AFAIK, there is no way to thread single tree operations -- you cannot be rearranging the same tree simultaneously. But with the hash table, all the trees are independent, so in my original implementation I figured I'd fire a thread for every operation. This turned out to be real stupid -- the overhead for starting a new thread thousands and millions of times is just too much -- so I moved to a genuine producer-consumer* set up, whereby when the table is initialized, a small fixed number of threads are started, then they wait on conditions to pick up data to add. Each tree has a lock, but generally two "consecutive" adds will not end up with the same hash value, so they can mostly be done concurrently.
But the threaded producer-consumer version is still twice as slow as the unthreaded version.

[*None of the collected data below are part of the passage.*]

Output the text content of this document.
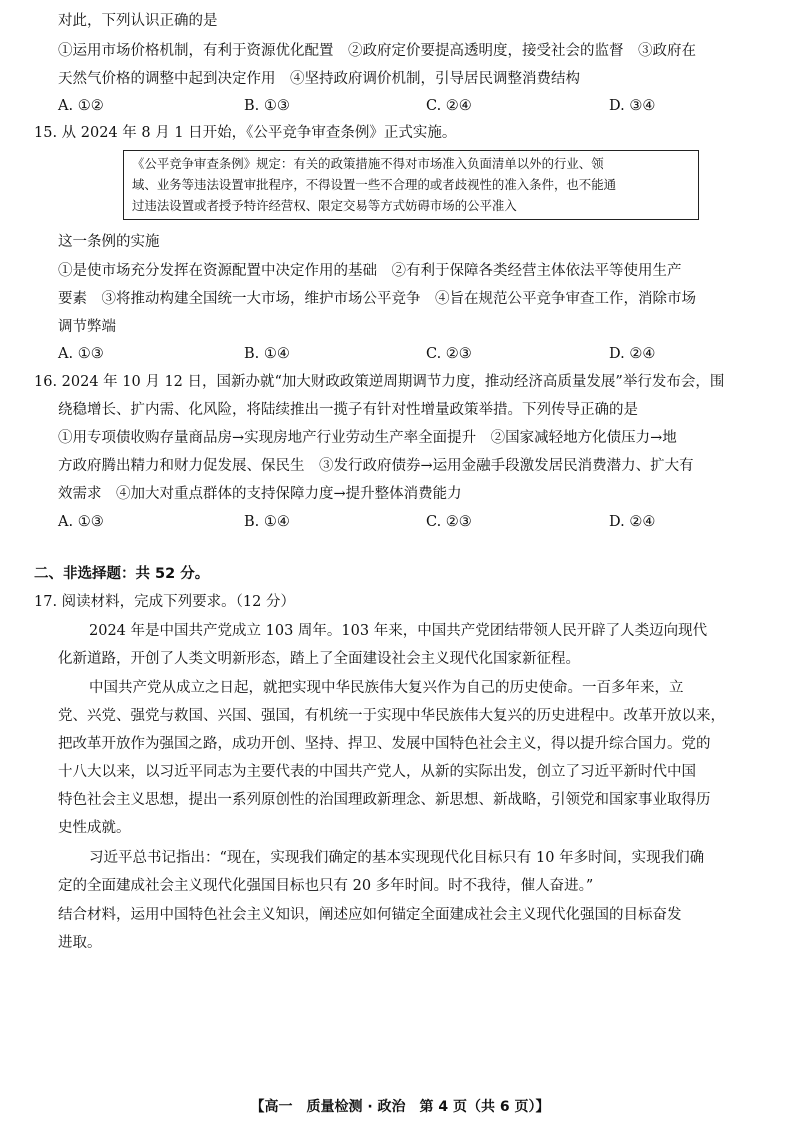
对此，下列认识正确的是
①运用市场价格机制，有利于资源优化配置　②政府定价要提高透明度，接受社会的监督　③政府在
天然气价格的调整中起到决定作用　④坚持政府调价机制，引导居民调整消费结构
A. ①②	B. ①③	C. ②④	D. ③④
15. 从 2024 年 8 月 1 日开始，《公平竞争审查条例》正式实施。
《公平竞争审查条例》规定：有关的政策措施不得对市场准入负面清单以外的行业、领
域、业务等违法设置审批程序，不得设置一些不合理的或者歧视性的准入条件，也不能通
过违法设置或者授予特许经营权、限定交易等方式妨碍市场的公平准入
这一条例的实施
①是使市场充分发挥在资源配置中决定作用的基础　②有利于保障各类经营主体依法平等使用生产
要素　③将推动构建全国统一大市场，维护市场公平竞争　④旨在规范公平竞争审查工作，消除市场
调节弊端
A. ①③	B. ①④	C. ②③	D. ②④
16. 2024 年 10 月 12 日，国新办就“加大财政政策逆周期调节力度，推动经济高质量发展”举行发布会，围
绕稳增长、扩内需、化风险，将陆续推出一揽子有针对性增量政策举措。下列传导正确的是
①用专项债收购存量商品房→实现房地产行业劳动生产率全面提升　②国家减轻地方化债压力→地
方政府腾出精力和财力促发展、保民生　③发行政府债券→运用金融手段激发居民消费潜力、扩大有
效需求　④加大对重点群体的支持保障力度→提升整体消费能力
A. ①③	B. ①④	C. ②③	D. ②④
二、非选择题：共 52 分。
17. 阅读材料，完成下列要求。（12 分）
2024 年是中国共产党成立 103 周年。103 年来，中国共产党团结带领人民开辟了人类迈向现代
化新道路，开创了人类文明新形态，踏上了全面建设社会主义现代化国家新征程。
中国共产党从成立之日起，就把实现中华民族伟大复兴作为自己的历史使命。一百多年来，立
党、兴党、强党与救国、兴国、强国，有机统一于实现中华民族伟大复兴的历史进程中。改革开放以来，
把改革开放作为强国之路，成功开创、坚持、捍卫、发展中国特色社会主义，得以提升综合国力。党的
十八大以来，以习近平同志为主要代表的中国共产党人，从新的实际出发，创立了习近平新时代中国
特色社会主义思想，提出一系列原创性的治国理政新理念、新思想、新战略，引领党和国家事业取得历
史性成就。
习近平总书记指出：“现在，实现我们确定的基本实现现代化目标只有 10 年多时间，实现我们确
定的全面建成社会主义现代化强国目标也只有 20 多年时间。时不我待，催人奋进。”
结合材料，运用中国特色社会主义知识，阐述应如何锚定全面建成社会主义现代化强国的目标奋发
进取。
【高一　质量检测 · 政治　第 4 页（共 6 页）】
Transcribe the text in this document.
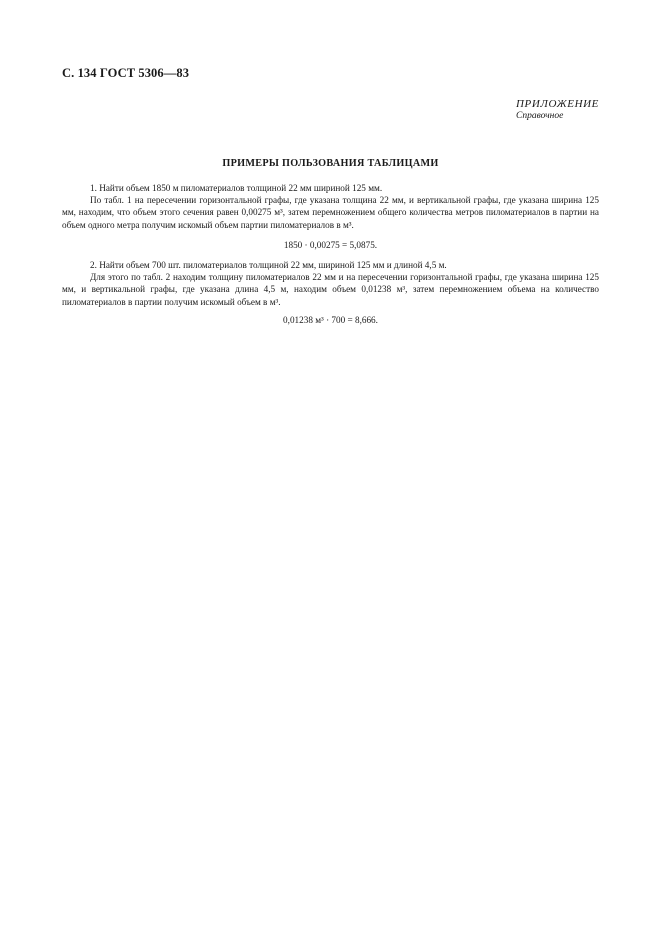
С. 134 ГОСТ 5306—83
ПРИЛОЖЕНИЕ
Справочное
ПРИМЕРЫ ПОЛЬЗОВАНИЯ ТАБЛИЦАМИ

1. Найти объем 1850 м пиломатериалов толщиной 22 мм шириной 125 мм.

По табл. 1 на пересечении горизонтальной графы, где указана толщина 22 мм, и вертикальной графы, где указана ширина 125 мм, находим, что объем этого сечения равен 0,00275 м³, затем перемножением общего количества метров пиломатериалов в партии на объем одного метра получим искомый объем партии пиломатериалов в м³.

1850 · 0,00275 = 5,0875.

2. Найти объем 700 шт. пиломатериалов толщиной 22 мм, шириной 125 мм и длиной 4,5 м.

Для этого по табл. 2 находим толщину пиломатериалов 22 мм и на пересечении горизонтальной графы, где указана ширина 125 мм, и вертикальной графы, где указана длина 4,5 м, находим объем 0,01238 м³, затем перемножением объема на количество пиломатериалов в партии получим искомый объем в м³.

0,01238 м³ · 700 = 8,666.
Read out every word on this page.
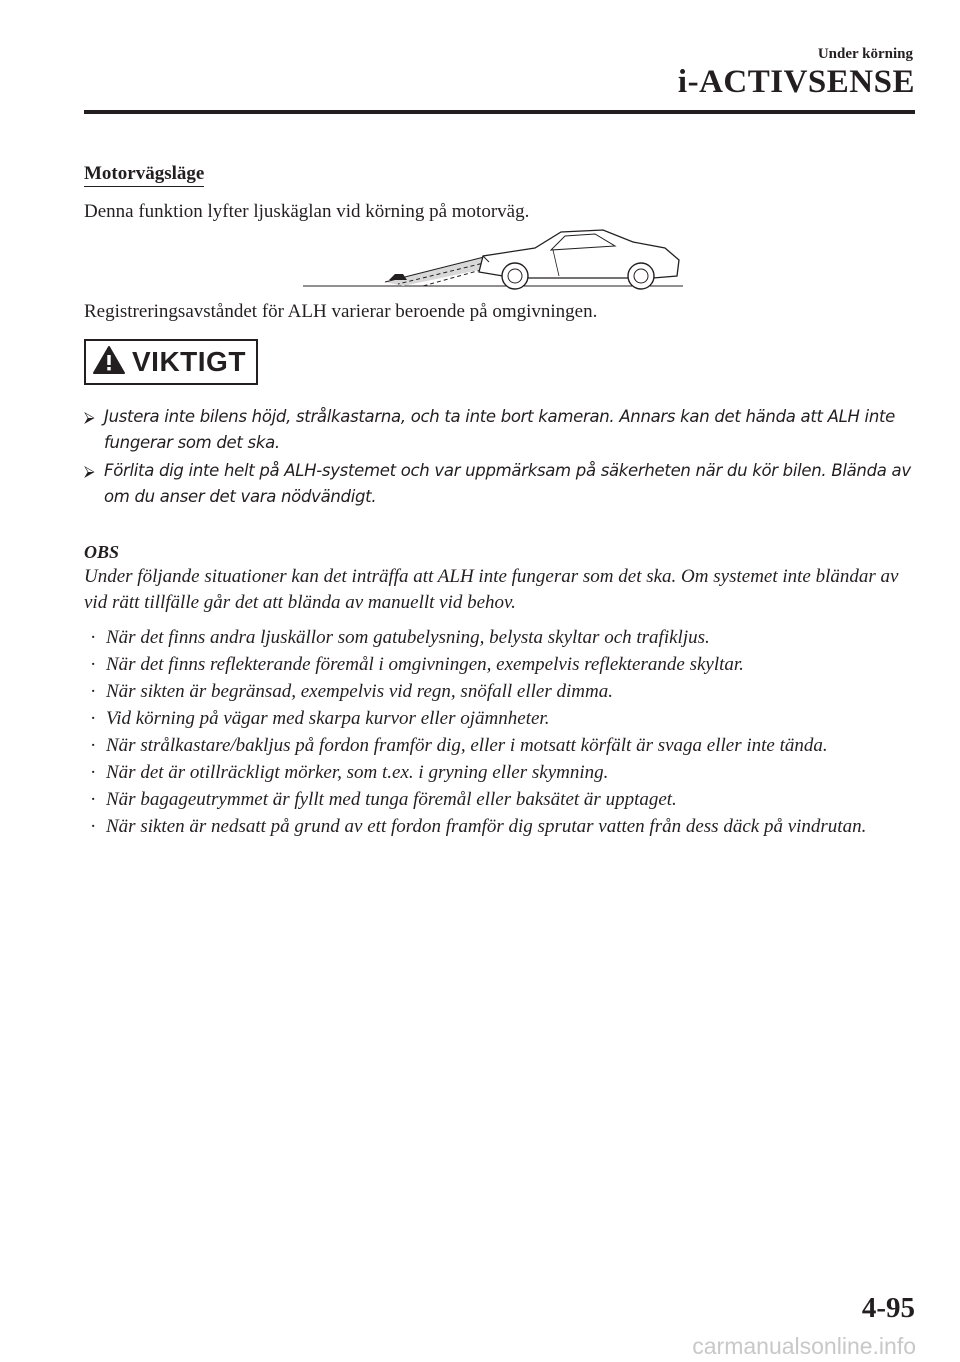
Under körning
i-ACTIVSENSE
Motorvägsläge
Denna funktion lyfter ljuskäglan vid körning på motorväg.
Registreringsavståndet för ALH varierar beroende på omgivningen.
VIKTIGT
⮚ Justera inte bilens höjd, strålkastarna, och ta inte bort kameran. Annars kan det hända att ALH inte fungerar som det ska.
⮚ Förlita dig inte helt på ALH-systemet och var uppmärksam på säkerheten när du kör bilen. Blända av om du anser det vara nödvändigt.
OBS
Under följande situationer kan det inträffa att ALH inte fungerar som det ska. Om systemet inte bländar av vid rätt tillfälle går det att blända av manuellt vid behov.
· När det finns andra ljuskällor som gatubelysning, belysta skyltar och trafikljus.
· När det finns reflekterande föremål i omgivningen, exempelvis reflekterande skyltar.
· När sikten är begränsad, exempelvis vid regn, snöfall eller dimma.
· Vid körning på vägar med skarpa kurvor eller ojämnheter.
· När strålkastare/bakljus på fordon framför dig, eller i motsatt körfält är svaga eller inte tända.
· När det är otillräckligt mörker, som t.ex. i gryning eller skymning.
· När bagageutrymmet är fyllt med tunga föremål eller baksätet är upptaget.
· När sikten är nedsatt på grund av ett fordon framför dig sprutar vatten från dess däck på vindrutan.
4-95
carmanualsonline.info
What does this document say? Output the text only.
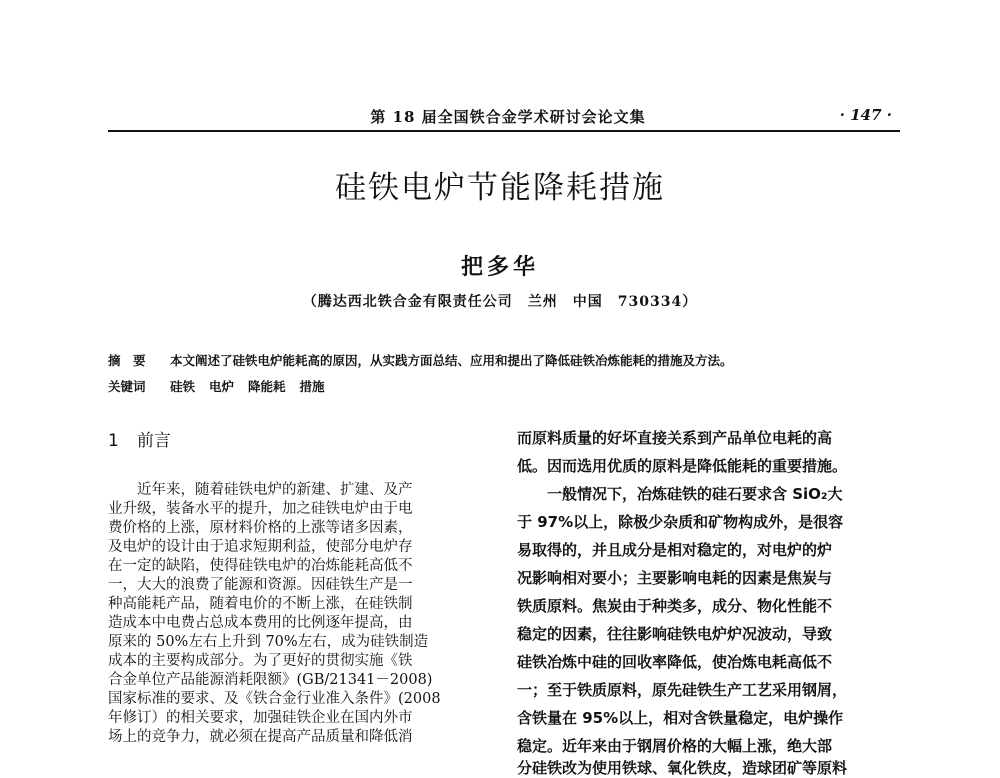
第 18 届全国铁合金学术研讨会论文集	· 147 ·
硅铁电炉节能降耗措施
把多华
（腾达西北铁合金有限责任公司　兰州　中国　730334）
摘　要 本文阐述了硅铁电炉能耗高的原因，从实践方面总结、应用和提出了降低硅铁冶炼能耗的措施及方法。
关键词 硅铁 电炉 降能耗 措施
1 前言
　　近年来，随着硅铁电炉的新建、扩建、及产
业升级，装备水平的提升，加之硅铁电炉由于电
费价格的上涨，原材料价格的上涨等诸多因素，
及电炉的设计由于追求短期利益，使部分电炉存
在一定的缺陷，使得硅铁电炉的冶炼能耗高低不
一，大大的浪费了能源和资源。因硅铁生产是一
种高能耗产品，随着电价的不断上涨，在硅铁制
造成本中电费占总成本费用的比例逐年提高，由
原来的 50%左右上升到 70%左右，成为硅铁制造
成本的主要构成部分。为了更好的贯彻实施《铁
合金单位产品能源消耗限额》(GB/21341－2008)
国家标准的要求、及《铁合金行业准入条件》(2008
年修订）的相关要求，加强硅铁企业在国内外市
场上的竞争力，就必须在提高产品质量和降低消
而原料质量的好坏直接关系到产品单位电耗的高
低。因而选用优质的原料是降低能耗的重要措施。
　　一般情况下，冶炼硅铁的硅石要求含 SiO₂大
于 97%以上，除极少杂质和矿物构成外，是很容
易取得的，并且成分是相对稳定的，对电炉的炉
况影响相对要小；主要影响电耗的因素是焦炭与
铁质原料。焦炭由于种类多，成分、物化性能不
稳定的因素，往往影响硅铁电炉炉况波动，导致
硅铁冶炼中硅的回收率降低，使冶炼电耗高低不
一；至于铁质原料，原先硅铁生产工艺采用钢屑，
含铁量在 95%以上，相对含铁量稳定，电炉操作
稳定。近年来由于钢屑价格的大幅上涨，绝大部
分硅铁改为使用铁球、氧化铁皮，造球团矿等原料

Now here's the crux: my assumption was that the heftiest work would be in the actual tree ops.** All the other functions are quite short and sweet -- no mallocs or math, no string ops, just a few assignments and some passing of pointers. The only difference between the threaded and unthreaded version is the use of a few locks and conditions. So I have to assume this is where the time is being spent: the actual "add" function sets a shared pointer to the data, then calls pthread_cond_signal to wake a thread to add it to the table, then pthread_cond_wait. The thread then assigns it's own pointer to the data and calls cond_signal to release the add() function (initially I used a mem pooled linked list queue for that, then realized it was pointless -- if the threads, collectively, cannot keep up to the main process, the main process might as well wait, and the list/mempool handling is still more functions). This means that for each add we have the several pthread function calls to deal with passing the data (no way out of that). AFAICT, these are taking as much (or more) time as the actual tree ops, which negates any advantage concurrency would bestow there.
I'm a little shagged at this point, and don't really mind giving up on the threaded version -- it was interesting, a learning experience, and I did get it to work. But I'd like to get some second opinions on my diagnosis first. It seems to me this an issue with which people must have experience: obviously, a "dining philosophers" type scenario where multiple threads/processes just increment a counter is for sure going to be slower than just a single process incrementing a counter, because incrementing a counter all by itself takes no time at all whereas all the condition and lock handling necessary for the threaded model will, relatively. But I was hoping the tree adds -- which can involve rebalancing, etc -- would not fall into that category. I guess I'm wrong? At what point would a task be significant enough to make threading this way a performance bonus? There's a couple of other assumptions I've made here that could be incorrect (eg. "if the threads, collectively, cannot keep up to the main process, the main process might as well wait").
Worst case is I'm totally wrong and my thread design sucks (but of course it doesn't seem that way to me).
* Nb: up to now, other than little exercises, the only thing I've used threads for is a few concurrent process, eg, a GUI controlling something in real time, and not to speed up any kind of processing.
** I've run gprof on it, and it does appear that 90% of the time is spent there, but to be honest I am very dubious of gprof's evaluation, since with the prior threaded model it completely failed to spot the problem -- I presume I'd have to compile pthreads itself appropriately in order to get accurate profiling here.